Demand for Virtual Desktop Infrastructure (VDI) technology has grown. Propelled by the COVID-19 pandemic and the wholesale shift to remote working, the sector is expected to increase at a CAGR of 14.4% from 2019 to 2027 according to the Virtual Desktop Infrastructure Market Forecast.
It has long been the method of choice for delivering granular control over secure remote access to virtual desktops, applications and data from outside the corporate perimeter. This is why the past year has seen such a demand for VDI amongst enterprises.
VDI utilizes a secure gateway (such as Citrix NetScaler, VMware UAG or F5), which provides multi-factor authentication and proxies the session traffic to the backend systems. It sounds secure, but there is an important loophole which puts enterprises at risk of attack. If the endpoint device being used to access the VDI platform is unmanaged, it can be compromised quickly and with significant impact.
The biggest threat? Any hacker using keylogging or screen scraping malware can capture confidential data while Zeus variants using browser attacks can exploit the logon process of remote access systems to gain entry. Additional challenges come from configuration files (such as ICA files) being intercepted either in flight or from the endpoint’s file system and re-used in a timely fashion elsewhere, RDP Double-hop or VNC attacks, and even the Windows printing sub-system can be manipulated.
Remote access environments are not disproportionately vulnerable to risks, but they are more susceptible if accessed by unmanaged endpoints, which themselves result in 70% of breaches according to research.

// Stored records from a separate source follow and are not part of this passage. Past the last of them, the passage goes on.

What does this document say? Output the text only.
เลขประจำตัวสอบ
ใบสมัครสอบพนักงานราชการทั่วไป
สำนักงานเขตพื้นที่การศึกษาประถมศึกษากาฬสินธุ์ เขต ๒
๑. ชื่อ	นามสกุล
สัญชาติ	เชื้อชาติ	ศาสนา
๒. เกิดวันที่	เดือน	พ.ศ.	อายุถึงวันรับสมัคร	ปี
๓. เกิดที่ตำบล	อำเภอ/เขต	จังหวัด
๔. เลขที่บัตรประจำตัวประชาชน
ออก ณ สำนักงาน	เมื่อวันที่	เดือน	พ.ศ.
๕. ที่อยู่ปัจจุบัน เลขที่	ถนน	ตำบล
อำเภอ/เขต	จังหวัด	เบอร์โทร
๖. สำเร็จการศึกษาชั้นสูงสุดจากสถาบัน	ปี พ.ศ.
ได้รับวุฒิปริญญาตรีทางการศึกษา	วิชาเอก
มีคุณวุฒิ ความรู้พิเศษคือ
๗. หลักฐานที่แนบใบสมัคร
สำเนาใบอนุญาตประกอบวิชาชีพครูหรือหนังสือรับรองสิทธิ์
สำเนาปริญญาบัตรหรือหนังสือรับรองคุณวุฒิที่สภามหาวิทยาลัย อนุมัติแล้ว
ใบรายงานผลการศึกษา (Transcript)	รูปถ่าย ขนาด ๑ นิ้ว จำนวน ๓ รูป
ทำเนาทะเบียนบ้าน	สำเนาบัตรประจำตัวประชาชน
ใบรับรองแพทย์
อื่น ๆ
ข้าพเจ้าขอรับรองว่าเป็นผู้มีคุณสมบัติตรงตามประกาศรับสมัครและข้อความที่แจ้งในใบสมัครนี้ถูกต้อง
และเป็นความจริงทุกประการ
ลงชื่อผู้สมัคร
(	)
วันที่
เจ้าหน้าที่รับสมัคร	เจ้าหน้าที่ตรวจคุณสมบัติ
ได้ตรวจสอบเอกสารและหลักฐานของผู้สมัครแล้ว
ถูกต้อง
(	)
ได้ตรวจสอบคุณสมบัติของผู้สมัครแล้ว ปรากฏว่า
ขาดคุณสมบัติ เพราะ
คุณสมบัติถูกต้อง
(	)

As we have found over the past year, personal PCs and laptops have been utilized widely, leaving little control as to the security posture, operating system level or application versions being used before accessing VDI platforms. While an employee might be cyber-aware, another family member using the same device may be less security-savvy, making the risk of comprise even greater. The result is that businesses are at risk of losing control over the security of their critical applications and data.
Addressing the Risks
Many companies provide secure corporate laptops to reduce the risks to VDI platforms, but once outside the corporate perimeter, these endpoints are still challenging to manage. Others adopt endpoint compliance checks which enforce the use of an agent delivered and configured by the gateway being connected to by the VDI client. Pre- and post-authentication access policies can be used to check for minimum system or application levels or versions, which provides a level of assurance before granting access. If compliance is vital to an enterprise, however, these do not guarantee an endpoint is secure which means compliance regulation audits will not be satisfied. While endpoint compliance checks generate support overhead and require additional licencing, they can add value.
Another method is to use bootable USB devices with ‘thin’ operating systems that can provide a secure environment to access the VDI. To be effective a physical device must be issued to each user, and they must boot the operating system from the USB on their own PC or laptop, but there is no control over how the BIOS is configured. Logistically there are also issues because the user must remain connected to the VDI platform and cannot use their own device for other purposes unless they disconnect. This can be a problem for enterprises that want to provide third-party remote access.
Finding a Solution
The security of VDI platforms can be successfully reinforced with solutions that have been designed specifically to protect endpoint devices. These not only armour the VDI client against threats including keylogging and screen scraping but also protect the browser and the logon process. Enterprises should identify the best, ideally patented, technology that secures endpoints, regardless of their security status when a VDI session is running. This ensures uncompromising confidentiality, allows the user to have full access to their normal desktop by easily switching, without having to close the VDI session, and gives the organization a high level of control.
Suitable solutions not only solve the security risk, they also deliver constant updates which ensures that browser and VDI client compatibility issues – that principally arise from out-of-date VDI clients – are solved.
The threat of a cyber-attack is ever-present, and so endpoint protection should be viewed as an additional level of security on the endpoint when using VDI for remote access. Anti-virus, firewalls and operating system patching are all important too, but using these protections together creates a shield that makes it much harder for malware to penetrate.